Great 2020 Songs Not On These Albums:

Ariana Grande: "positions"—I didn't have a chance to listen to Ariana's new album much, but I do love this song, a slinky, slick piece of pop R&B, smoother than I'm used to hearing from Grande but all the better for it.

Bruce Springsteen: "If I Was the Priest"—Bruce Springsteen got the E Street Band back together and recorded some songs the old-fashioned way, live in the studio, for his new album, Letter to You. To inaugurate the event, the band recorded some songs that Springsteen wrote in the '70s but never put to tape, and those songs are definitely the highlight of the album. "If I Was the Priest" is the best of that bunch, hailing from the Greetings from Asbury Park, N.J. days; like most of that album, it's a fire-hose of words and metaphors and melodies, intoxicated on the possibilities of rock music and trying to cram all of those possibilities into one song. I've liked a good deal of Springsteen's output in the 21st century, but boy is it nice to hear him in his classic mode like this.

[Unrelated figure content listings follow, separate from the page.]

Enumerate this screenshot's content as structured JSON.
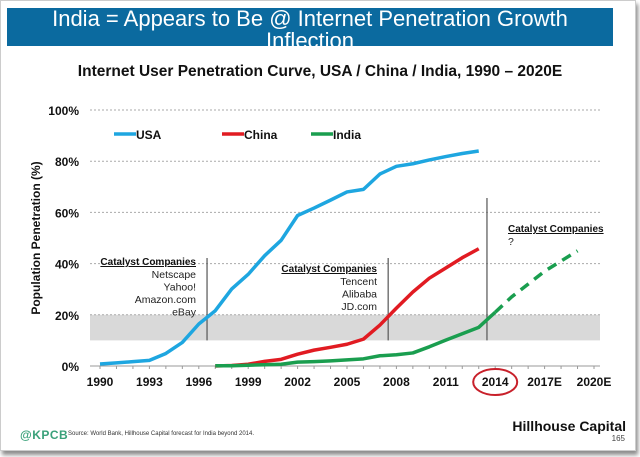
{
  "banner_title": "India = Appears to Be @ Internet Penetration Growth Inflection",
  "footer": {
    "logo": "@KPCB",
    "source": "Source: World Bank, Hillhouse Capital forecast for India beyond 2014.",
    "brand": "Hillhouse Capital",
    "page_number": "165"
  },
  "colors": {
    "banner": "#0b6a9f",
    "usa": "#1ea6e0",
    "china": "#e11b22",
    "india": "#1a9e4f",
    "highlight_circle": "#c8202a",
    "band": "#d9d9d9"
  },
  "chart_data": {
    "type": "line",
    "title": "Internet User Penetration Curve, USA / China / India, 1990 – 2020E",
    "xlabel": "",
    "ylabel": "Population Penetration (%)",
    "ylim": [
      0,
      100
    ],
    "yticks": [
      "0%",
      "20%",
      "40%",
      "60%",
      "80%",
      "100%"
    ],
    "xlim": [
      1990,
      2020
    ],
    "xticks": [
      "1990",
      "1993",
      "1996",
      "1999",
      "2002",
      "2005",
      "2008",
      "2011",
      "2014",
      "2017E",
      "2020E"
    ],
    "highlighted_xtick": "2014",
    "grid": "horizontal dotted",
    "legend_position": "top-left",
    "shaded_band": [
      10,
      20
    ],
    "series": [
      {
        "name": "USA",
        "x": [
          1990,
          1991,
          1992,
          1993,
          1994,
          1995,
          1996,
          1997,
          1998,
          1999,
          2000,
          2001,
          2002,
          2003,
          2004,
          2005,
          2006,
          2007,
          2008,
          2009,
          2010,
          2011,
          2012,
          2013
        ],
        "values": [
          0.8,
          1.2,
          1.7,
          2.2,
          4.9,
          9.2,
          16.4,
          21.6,
          30.1,
          35.8,
          43.1,
          49.1,
          58.8,
          61.7,
          64.8,
          68,
          69,
          75,
          78,
          79,
          80.5,
          81.8,
          83,
          84
        ]
      },
      {
        "name": "China",
        "x": [
          1997,
          1998,
          1999,
          2000,
          2001,
          2002,
          2003,
          2004,
          2005,
          2006,
          2007,
          2008,
          2009,
          2010,
          2011,
          2012,
          2013
        ],
        "values": [
          0,
          0.2,
          0.7,
          1.8,
          2.6,
          4.6,
          6.2,
          7.3,
          8.5,
          10.5,
          16,
          22.6,
          28.9,
          34.3,
          38.3,
          42.3,
          45.8
        ]
      },
      {
        "name": "India",
        "x": [
          1997,
          1998,
          1999,
          2000,
          2001,
          2002,
          2003,
          2004,
          2005,
          2006,
          2007,
          2008,
          2009,
          2010,
          2011,
          2012,
          2013,
          2014
        ],
        "values": [
          0.1,
          0.1,
          0.3,
          0.5,
          0.7,
          1.5,
          1.7,
          2,
          2.4,
          2.8,
          4,
          4.4,
          5.1,
          7.5,
          10.1,
          12.6,
          15.1,
          21
        ]
      },
      {
        "name": "India (forecast)",
        "x": [
          2014,
          2015,
          2016,
          2017,
          2018,
          2019
        ],
        "values": [
          21,
          27,
          32,
          37,
          41,
          45
        ],
        "dashed": true
      }
    ],
    "annotations": [
      {
        "x": 1996.5,
        "heading": "Catalyst Companies",
        "items": [
          "Netscape",
          "Yahoo!",
          "Amazon.com",
          "eBay"
        ]
      },
      {
        "x": 2007.5,
        "heading": "Catalyst Companies",
        "items": [
          "Tencent",
          "Alibaba",
          "JD.com"
        ]
      },
      {
        "x": 2013.5,
        "heading": "Catalyst Companies",
        "items": [
          "?"
        ]
      }
    ]
  }
}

Cardi B: "WAP" (feat. Megan Thee Stallion)—I mean, what else is there to say? Slaps. Most clever rauch-rap lyrics since CupcakKe retired (ed. to say: she's apparently un-retired now?). Share your favorite lines in the comments. Mine is the one about the "dangly thing in the back of my throat."

Cracka Khan: "Cardi B - WAP (feat. Megan Thee Stallion) But It's Dire, Dire Docks"—Exactly what it says. Best "WAP" remix in a year full of them.

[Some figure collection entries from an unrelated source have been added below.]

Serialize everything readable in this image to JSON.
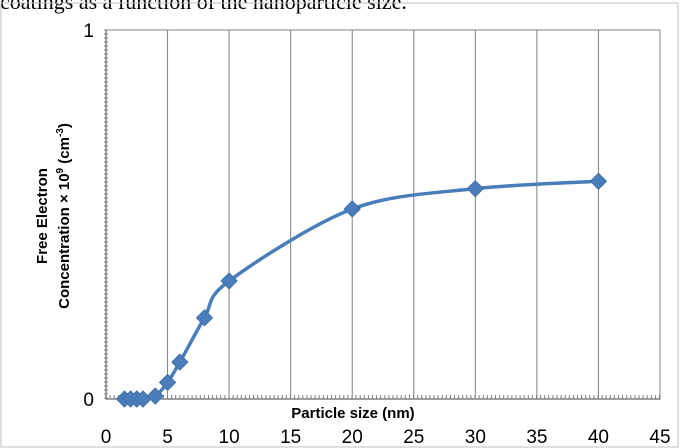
{
  "caption": "coatings as a function of the nanoparticle size.",
  "chart_data": {
    "type": "line",
    "title": "",
    "xlabel": "Particle size (nm)",
    "ylabel_line1": "Free Electron",
    "ylabel_line2_prefix": "Concentration × 10",
    "ylabel_exp1": "9",
    "ylabel_line2_mid": " (cm",
    "ylabel_exp2": "-3",
    "ylabel_line2_suffix": ")",
    "xlim": [
      0,
      45
    ],
    "ylim": [
      0,
      1
    ],
    "x_ticks": [
      "0",
      "5",
      "10",
      "15",
      "20",
      "25",
      "30",
      "35",
      "40",
      "45"
    ],
    "y_ticks": [
      "0",
      "1"
    ],
    "grid": "vertical",
    "series": [
      {
        "color": "#4a7ebb",
        "x": [
          1.5,
          2,
          2.5,
          3,
          4,
          5,
          6,
          8,
          10,
          20,
          30,
          40
        ],
        "y": [
          0,
          0,
          0,
          0,
          0.008,
          0.045,
          0.1,
          0.22,
          0.32,
          0.515,
          0.57,
          0.59
        ]
      }
    ]
  }
}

Fleet Foxes: "Sunblind"—Fleet Foxes at their most lovely and effervescent.

Frances Quinlan: "Your Reply"—Really catchy mid-2000s-throwback indie rock song by Hop Along's Frances Quinlan. I've kind of fell out of love with a lot of mid-2000s indie rock, but this makes me feel like I haven't.

HAIM: "The Steps"—Major Shania Twain vibes on this song. Between this and their work on Taylor Swift's evermore, I think I'm ready for HAIM to go '90s pop country.

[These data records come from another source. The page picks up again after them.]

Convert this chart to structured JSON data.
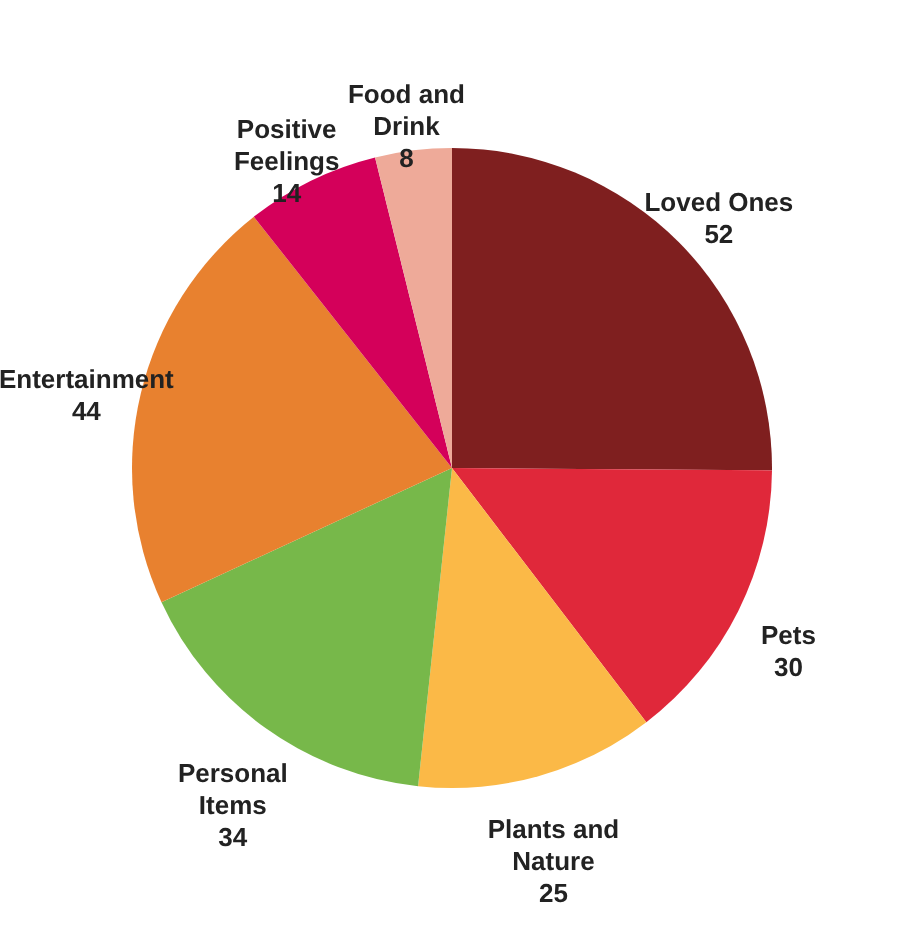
{
  "chart_data": {
    "type": "pie",
    "categories": [
      "Loved Ones",
      "Pets",
      "Plants and Nature",
      "Personal Items",
      "Entertainment",
      "Positive Feelings",
      "Food and Drink"
    ],
    "values": [
      52,
      30,
      25,
      34,
      44,
      14,
      8
    ],
    "colors": [
      "#7f1f1f",
      "#e0283a",
      "#fbb947",
      "#77b84a",
      "#e8812f",
      "#d4005a",
      "#eeaa99"
    ],
    "data_labels": true
  }
}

Illuminati Hotties: "Lucky"—A cover of (easily!) Britney Spears's best song by the plucky, self-proclaimed "tenderpunk pioneer" Illuminati Hotties. I like Illuminati Hotties just okay, but I wish I loved them, because this is great.

Jeff Rosenstock: "Scram!"—"I've been told for most my life / 'Try to see the other side' / By people who have never tried to / See the other side," this song goes, a perfect lyric for the year of the disingenuous centrism of Joe Biden's Democratic party. Rosenstock's shout-along punk has never been more cathartic.

Lianne La Havas: "Weird Fishes"—2020 was apparently the year for Radiohead covers (I can't count how many of those "artist in the bedroom" livestreams included Radiohead songs), and between this and the song on Kelly Lee Owens's Inner Song, 2020 was apparently the year for covering this specific Radiohead song. La Havas's version is a slow-burn soul take on the record, which is the perfect mode for In Rainbows covers, I think.

Megan Thee Stallion: "Shots Fired"—I don't know what actually went down between Megan Thee Stallion and Tory Lanez, but I know whose music makes a better case for their version of the story. Lanez never had a chance. The best diss track all year, which is saying something in a year that also included Noname's J.-Cole-withering "Song 33."

Neil Cicierega: "Fredhammer"/"Limp Wicket"Mouth Dreams was a little disappointing for me, but this mini-suite in the middle of the album was among my favorite minutes on any album this year. Cicierega mixes Peter Gabriel's "Sledgehammer" with Limp Bizkit's "Nookie" and (eventually) a Star Wars Ewok rap, and it improves on all of them.

Sufjan Stevens: "The Ascension"—Hands-down the best song on the new Sufjan album, as pained and beautiful an exploration of faith as he's ever written. Sufjan is another of my favorite artists who underwhelmed at the album length in 2020, but this song can stand up to anything he's ever done.

U.S. Girls: "4 American Dollars"—Extremely catchy economic-downturn disco.

Yves Tumor: "Kerosene!"—Yves Tumor has grander ambitions than to just be a rock star, but this song is truly a rock star turn: a wailing, bleak anthem of twisted love, anchored by a wicked guitar solo. 2020's "Gimme Shelter."